CSB thesis for this covered call
The market-implied 1-standard-deviation range for CSB extends from approximately $58.65 on the downside to $66.13 on the upside. A CSB covered call collects premium on an existing long CSB position, trading off upside above the short call strike for immediate income; the short strike selection should reflect the trader's view on whether CSB will breach that level within the expiration window. Current CSB IV rank near 12.24% sits in the lower third of its 1-year distribution, where IV often re-expands toward the mean; this favors premium-buying structures and disadvantages premium-selling structures on CSB at 20.90%. As a Financial Services name, CSB options can move on sector-level news flow (peer earnings, regulatory updates, industry-specific macro data) in addition to CSB-specific events.
CSB covered call positions are structurally neutral to slightly bullish; the modeled P&L assumes European-style exercise at expiration and ignores early assignment, transaction costs, dividends paid before expiry on the stock leg (when present), and the bid-ask spread on the listed chain. CSB positions also carry Financial Services sector concentration risk; news flow inside the sector (peer earnings, regulatory shifts, supply-chain headlines) can move CSB alongside the broader basket even when CSB-specific fundamentals are unchanged. Short-premium structures like a covered call on CSB carry tail risk when realized volatility exceeds the implied move; review historical CSB earnings reactions and macro stress periods before sizing. Always rebuild the position from current CSB chain quotes before placing a trade.
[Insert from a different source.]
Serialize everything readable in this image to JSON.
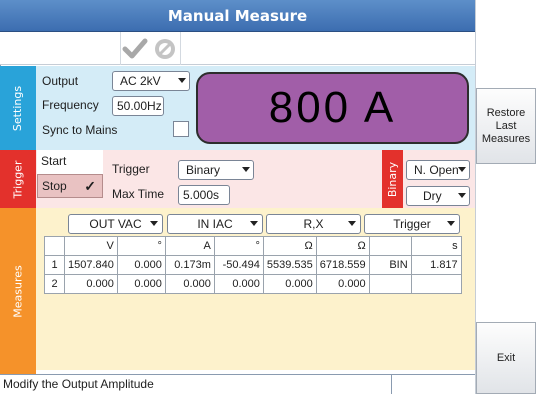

Frequently asked questions
- What is a covered call on CSB?
- A covered call on CSB is the covered call strategy applied to CSB (etf). The strategy is structurally neutral to slightly bullish: A covered call pairs long stock with a short out-of-the-money call, collecting premium and capping upside above the short strike in exchange for income. With CSB etf trading near $62.39, the strikes shown on this page are snapped to the nearest listed CSB chain strike and the premiums come straight from the end-of-day bid/ask midpoint.
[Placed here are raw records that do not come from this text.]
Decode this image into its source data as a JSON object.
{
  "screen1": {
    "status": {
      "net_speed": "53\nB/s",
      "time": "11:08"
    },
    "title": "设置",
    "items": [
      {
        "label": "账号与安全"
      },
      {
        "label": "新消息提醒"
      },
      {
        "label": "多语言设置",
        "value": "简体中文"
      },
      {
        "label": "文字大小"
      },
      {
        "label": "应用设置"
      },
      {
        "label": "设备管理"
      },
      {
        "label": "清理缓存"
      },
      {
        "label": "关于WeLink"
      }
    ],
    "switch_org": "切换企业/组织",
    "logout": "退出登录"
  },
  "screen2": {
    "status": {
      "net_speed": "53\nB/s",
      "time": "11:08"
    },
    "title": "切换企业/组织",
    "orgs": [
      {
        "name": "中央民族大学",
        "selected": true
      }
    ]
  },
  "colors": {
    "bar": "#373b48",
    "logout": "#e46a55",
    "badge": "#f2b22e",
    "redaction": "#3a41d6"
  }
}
- How are CSB covered call max profit and max loss calculated?
- Max profit equals short-strike minus cost basis plus premium times 100; max loss is cost basis minus premium (at zero). Breakeven is cost basis minus premium. For the CSB covered call priced from the end-of-day chain at a 30-day expiry (ATM IV 20.90%), the computed maximum profit is unbounded per contract and the computed maximum loss is unbounded per contract. Live intraday quotes will differ as the chain moves through the trading session.
- What is the breakeven for a CSB covered call?
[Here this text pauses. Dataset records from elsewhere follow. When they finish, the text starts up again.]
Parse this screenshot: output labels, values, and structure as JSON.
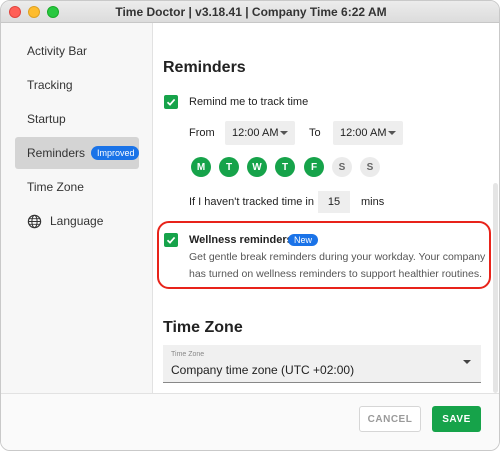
{
  "window": {
    "title": "Time Doctor | v3.18.41 | Company Time 6:22 AM"
  },
  "sidebar": {
    "items": [
      {
        "label": "Activity Bar"
      },
      {
        "label": "Tracking"
      },
      {
        "label": "Startup"
      },
      {
        "label": "Reminders",
        "badge": "Improved"
      },
      {
        "label": "Time Zone"
      },
      {
        "label": "Language",
        "icon": "globe-icon"
      }
    ]
  },
  "reminders": {
    "heading": "Reminders",
    "track_label": "Remind me to track time",
    "from_label": "From",
    "from_value": "12:00 AM",
    "to_label": "To",
    "to_value": "12:00 AM",
    "days": [
      {
        "letter": "M",
        "on": true
      },
      {
        "letter": "T",
        "on": true
      },
      {
        "letter": "W",
        "on": true
      },
      {
        "letter": "T",
        "on": true
      },
      {
        "letter": "F",
        "on": true
      },
      {
        "letter": "S",
        "on": false
      },
      {
        "letter": "S",
        "on": false
      }
    ],
    "idle_label": "If I haven't tracked time in",
    "idle_value": "15",
    "idle_unit": "mins",
    "wellness_title": "Wellness reminders",
    "wellness_badge": "New",
    "wellness_desc": "Get gentle break reminders during your workday. Your company has turned on wellness reminders to support healthier routines."
  },
  "timezone": {
    "heading": "Time Zone",
    "field_label": "Time Zone",
    "value": "Company time zone (UTC +02:00)"
  },
  "footer": {
    "cancel_label": "CANCEL",
    "save_label": "SAVE"
  },
  "colors": {
    "accent_green": "#16a34a",
    "badge_blue": "#1a73e8",
    "highlight_red": "#e8231a"
  }
}
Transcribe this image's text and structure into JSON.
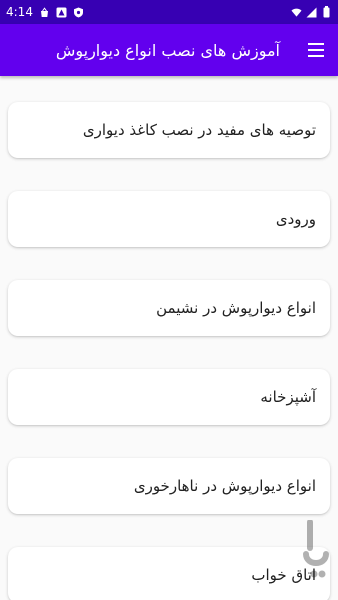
{
  "status_bar": {
    "time": "4:14",
    "left_icons": [
      "shopping-bag-icon",
      "warning-icon",
      "shield-icon"
    ],
    "right_icons": [
      "wifi-icon",
      "signal-icon",
      "battery-icon"
    ]
  },
  "app_bar": {
    "title": "آموزش های نصب انواع دیوارپوش",
    "menu_icon": "hamburger-menu-icon"
  },
  "colors": {
    "primary": "#6200ee",
    "status_bar": "#3700b3",
    "background": "#fafafa",
    "card": "#ffffff"
  },
  "items": [
    {
      "label": "توصیه های مفید در نصب کاغذ دیواری"
    },
    {
      "label": "ورودی"
    },
    {
      "label": "انواع دیوارپوش در نشیمن"
    },
    {
      "label": "آشپزخانه"
    },
    {
      "label": "انواع دیوارپوش در ناهارخوری"
    },
    {
      "label": "اتاق خواب"
    }
  ]
}
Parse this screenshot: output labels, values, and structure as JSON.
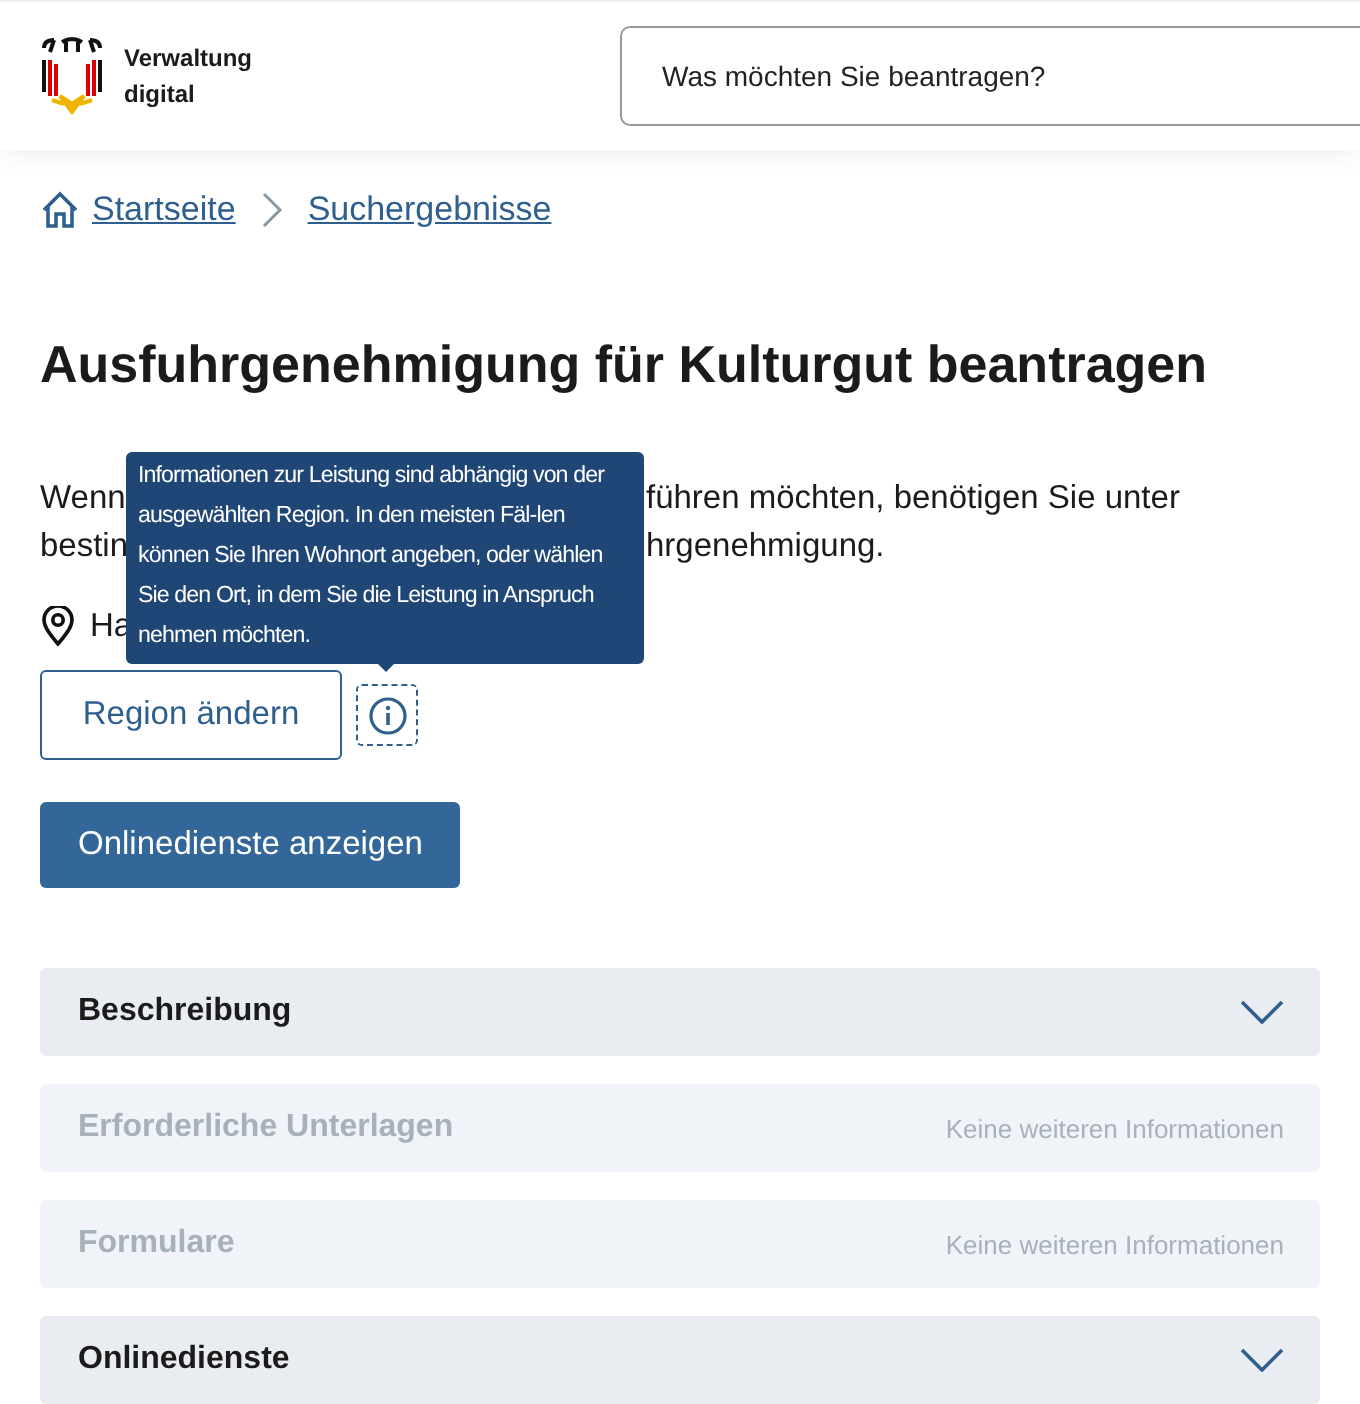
{
  "header": {
    "logo_text": [
      "Verwaltung",
      "digital"
    ],
    "search": {
      "placeholder": "Was möchten Sie beantragen?"
    }
  },
  "breadcrumb": [
    "Startseite",
    "Suchergebnisse"
  ],
  "title": "Ausfuhrgenehmigung für Kulturgut beantragen",
  "intro_lines": [
    {
      "start": "Wenn",
      "end": "führen möchten, benötigen Sie unter"
    },
    {
      "start": "bestin",
      "end": "hrgenehmigung."
    }
  ],
  "location": "Ha",
  "region_button": "Region ändern",
  "tooltip": "Informationen zur Leistung sind abhängig von der ausgewählten Region. In den meisten Fäl-len können Sie Ihren Wohnort angeben, oder wählen Sie den Ort, in dem Sie die Leistung in Anspruch nehmen möchten.",
  "online_button": "Onlinedienste anzeigen",
  "sections": [
    {
      "title": "Beschreibung",
      "disabled": false
    },
    {
      "title": "Erforderliche Unterlagen",
      "disabled": true,
      "note": "Keine weiteren Informationen"
    },
    {
      "title": "Formulare",
      "disabled": true,
      "note": "Keine weiteren Informationen"
    },
    {
      "title": "Onlinedienste",
      "disabled": false
    }
  ]
}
- The breakeven for the CSB covered call priced on this page is no defined breakeven on the modeled curve at expiration, derived from end-of-day chain premiums. Breakeven is the underlying price at which the strategy's P&L crosses zero ignoring transaction costs and assignment risk. The current CSB market-implied 1-standard-deviation expected move is approximately 5.99%; if the move sits well outside the breakeven distance, the structure's risk-reward becomes correspondingly tighter.
- When should you consider a covered call on CSB?
- Covered calls on CSB are an income strategy run on existing CSB etf positions; traders typically sell calls at 25-35 delta with 30-45 days to expiration to balance premium against upside cap.
- How does current CSB implied volatility affect this covered call?
- CSB ATM IV is at 20.90% with IV rank near 12.24%, which is on the low end of its 1-year range. Premium-buying structures (long call, long put, debit spreads) are relatively cheap in this regime; premium-selling structures collect less credit per unit risk.